The British media, in tandem with the Irish, is running with the 'woman dies because she was denied abortion' story headline.
It's not surprising that the likes of 'The Guardian' would give the story prominence because 'The Guardian' is fiercely pro-abortion.
In Britain it fits in with a certain stereotype of this country to believe that women are dying here because of our lingering adherence to Catholic medical ethics.
However, even the more pro-life 'Daily Telegraph' and 'Daily Mail' have given the story prominence.That would be justified if we knew that Savita Halappanavar did indeed die because she was denied an abortion, but that is not why she died.
We know this because if there was a need to end her pregnancy in order to save her life, then the hospital was free to do that. Nothing in law was preventing the hospital from doing so.
And to be absolutely clear, ending a woman's pregnancy prematurely is not necessarily the same thing as abortion.
For example, inducing labour where it is necessary to save the life of the mother is not the same as abortion and Irish hospitals induce labour in these circumstances on a regular basis.
From the available facts, we know that Mrs Halappanavar was miscarrying and that she died within days of being admitted to hospital from septicemia and E Coli ESBL.
We do not know for certain whether ending the pregnancy upon her arrival in the hospital would have saved her life, but to repeat, if medical staff needed to do that they could have done it.
Therefore the 'woman dies because she was denied abortion' storyline is simply not true. The 'woman dies because of Catholic opposition to abortion' is also not true.
We simply do not know for certain at this stage whether Mrs Halappanavar would have died no matter what was done. This is what the investigation into her death will ascertain.
And we must also repeat for the umpteenth time that Ireland has one of the lowest maternal death rates in the world. It is lower than the British rate where abortion is available on demand.

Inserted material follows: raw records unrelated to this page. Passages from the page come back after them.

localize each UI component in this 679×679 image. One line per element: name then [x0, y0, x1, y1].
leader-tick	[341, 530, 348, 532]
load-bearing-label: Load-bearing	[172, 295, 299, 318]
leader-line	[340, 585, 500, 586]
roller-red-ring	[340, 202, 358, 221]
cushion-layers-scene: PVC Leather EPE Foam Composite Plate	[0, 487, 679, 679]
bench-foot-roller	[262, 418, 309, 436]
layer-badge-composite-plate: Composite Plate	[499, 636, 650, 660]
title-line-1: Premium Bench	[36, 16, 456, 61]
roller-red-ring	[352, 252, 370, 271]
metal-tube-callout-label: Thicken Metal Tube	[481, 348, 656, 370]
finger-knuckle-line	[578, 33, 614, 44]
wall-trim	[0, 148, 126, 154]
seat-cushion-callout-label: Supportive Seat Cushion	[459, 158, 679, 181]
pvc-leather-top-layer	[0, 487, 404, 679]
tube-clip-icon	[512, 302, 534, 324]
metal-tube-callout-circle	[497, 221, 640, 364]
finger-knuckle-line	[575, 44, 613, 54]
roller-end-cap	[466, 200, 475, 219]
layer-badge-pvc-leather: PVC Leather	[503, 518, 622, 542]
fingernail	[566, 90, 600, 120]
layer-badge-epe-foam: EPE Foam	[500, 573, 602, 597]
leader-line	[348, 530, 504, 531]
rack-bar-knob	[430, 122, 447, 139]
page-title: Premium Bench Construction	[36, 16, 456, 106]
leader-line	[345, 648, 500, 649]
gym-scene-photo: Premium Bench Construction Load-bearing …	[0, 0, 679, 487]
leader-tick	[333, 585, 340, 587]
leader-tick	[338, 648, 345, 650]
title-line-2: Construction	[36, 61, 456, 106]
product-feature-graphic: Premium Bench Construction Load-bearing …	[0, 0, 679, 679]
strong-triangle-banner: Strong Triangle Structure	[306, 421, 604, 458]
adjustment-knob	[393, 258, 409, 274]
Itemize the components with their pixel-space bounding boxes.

In addition, it is necessary to remind ourselves that sometimes women die because of botched abortions in legal settings. Indeed, last year a doctor – Phanuel Dartey – was struck off in Britain because he nearly killed an Irish woman while performing an abortion on her in a Marie Stopes Clinic in the UK.

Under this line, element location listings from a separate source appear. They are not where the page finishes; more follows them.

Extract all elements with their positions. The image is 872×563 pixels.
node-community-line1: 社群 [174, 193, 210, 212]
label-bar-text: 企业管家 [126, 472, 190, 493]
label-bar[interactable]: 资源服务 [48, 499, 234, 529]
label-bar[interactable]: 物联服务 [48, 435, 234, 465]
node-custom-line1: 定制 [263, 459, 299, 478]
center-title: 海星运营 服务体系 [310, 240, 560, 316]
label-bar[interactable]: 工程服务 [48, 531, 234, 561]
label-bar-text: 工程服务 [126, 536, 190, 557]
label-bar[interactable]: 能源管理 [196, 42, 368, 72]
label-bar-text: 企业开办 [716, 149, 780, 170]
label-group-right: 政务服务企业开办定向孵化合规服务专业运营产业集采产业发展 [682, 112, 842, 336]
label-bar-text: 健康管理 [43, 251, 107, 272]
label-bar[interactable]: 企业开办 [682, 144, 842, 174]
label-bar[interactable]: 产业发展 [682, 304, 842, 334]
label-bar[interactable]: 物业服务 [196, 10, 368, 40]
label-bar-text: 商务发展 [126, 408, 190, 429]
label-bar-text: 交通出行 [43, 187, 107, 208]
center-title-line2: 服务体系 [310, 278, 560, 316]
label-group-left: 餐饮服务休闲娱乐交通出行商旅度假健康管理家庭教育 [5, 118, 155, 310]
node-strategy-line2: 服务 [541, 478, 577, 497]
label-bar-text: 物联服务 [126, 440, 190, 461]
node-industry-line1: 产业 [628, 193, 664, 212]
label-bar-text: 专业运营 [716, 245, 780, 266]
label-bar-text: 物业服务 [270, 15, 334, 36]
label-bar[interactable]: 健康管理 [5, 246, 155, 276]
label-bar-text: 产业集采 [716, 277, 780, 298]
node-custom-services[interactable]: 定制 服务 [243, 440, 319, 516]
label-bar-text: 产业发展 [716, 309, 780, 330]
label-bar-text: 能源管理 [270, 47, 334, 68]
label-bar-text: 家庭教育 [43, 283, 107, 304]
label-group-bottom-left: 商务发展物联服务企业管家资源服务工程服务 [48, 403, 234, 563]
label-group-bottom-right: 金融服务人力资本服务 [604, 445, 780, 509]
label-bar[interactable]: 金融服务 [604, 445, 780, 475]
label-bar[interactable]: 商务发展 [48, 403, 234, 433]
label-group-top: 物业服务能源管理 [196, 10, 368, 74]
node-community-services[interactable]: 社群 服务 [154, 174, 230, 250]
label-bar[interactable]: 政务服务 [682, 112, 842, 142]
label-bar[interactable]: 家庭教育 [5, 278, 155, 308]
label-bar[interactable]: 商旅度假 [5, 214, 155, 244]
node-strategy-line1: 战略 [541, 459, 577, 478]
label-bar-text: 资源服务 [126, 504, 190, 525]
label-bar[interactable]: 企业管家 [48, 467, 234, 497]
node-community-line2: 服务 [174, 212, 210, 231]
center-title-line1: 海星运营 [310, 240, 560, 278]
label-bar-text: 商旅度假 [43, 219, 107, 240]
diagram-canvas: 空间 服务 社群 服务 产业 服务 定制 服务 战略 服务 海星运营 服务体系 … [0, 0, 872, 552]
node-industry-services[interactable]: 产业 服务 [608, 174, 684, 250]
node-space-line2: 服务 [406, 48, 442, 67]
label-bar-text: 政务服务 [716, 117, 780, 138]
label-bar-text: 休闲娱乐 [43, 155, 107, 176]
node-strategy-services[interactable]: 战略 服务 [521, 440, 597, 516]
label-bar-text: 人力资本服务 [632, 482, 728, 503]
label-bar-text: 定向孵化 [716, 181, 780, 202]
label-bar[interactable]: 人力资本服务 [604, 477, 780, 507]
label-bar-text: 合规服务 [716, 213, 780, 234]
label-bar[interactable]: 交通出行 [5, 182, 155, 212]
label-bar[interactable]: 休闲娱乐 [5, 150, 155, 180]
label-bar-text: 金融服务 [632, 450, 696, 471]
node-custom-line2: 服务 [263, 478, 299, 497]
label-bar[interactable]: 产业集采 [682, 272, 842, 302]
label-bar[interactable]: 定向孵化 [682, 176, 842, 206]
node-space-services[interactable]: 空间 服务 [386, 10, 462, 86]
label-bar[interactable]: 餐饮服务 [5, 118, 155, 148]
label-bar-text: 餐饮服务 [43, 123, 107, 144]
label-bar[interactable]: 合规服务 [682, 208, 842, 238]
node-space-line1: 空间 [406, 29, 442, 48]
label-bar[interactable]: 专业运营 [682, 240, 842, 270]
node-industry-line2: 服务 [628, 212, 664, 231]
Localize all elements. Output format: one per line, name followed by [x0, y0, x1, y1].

This story received remarkably little publicity here in Ireland. RTE did not cover it at all, whereas it has given the Savita Halappanavar story wall-to-wall coverage. Why this discrepancy?
And by what journalistic calculus did RTE decide to give so little coverage to the revelation by this newspaper that some staff at pregnancy crisis agencies in Ireland are giving women dangerous and illegal advice? It would be good to know.
There has been a tremendous and unseemly rush to judgment in this case.
It is being used to advance the argument that Ireland must change its law on abortion before we know the full facts.
It is also being used to falsely and unjustly give the impression that Ireland is an unsafe place for pregnant women when the opposite is true.
The bottom line is that we cannot draw any decisive conclusions about what happened in this tragic case until we do know all the facts.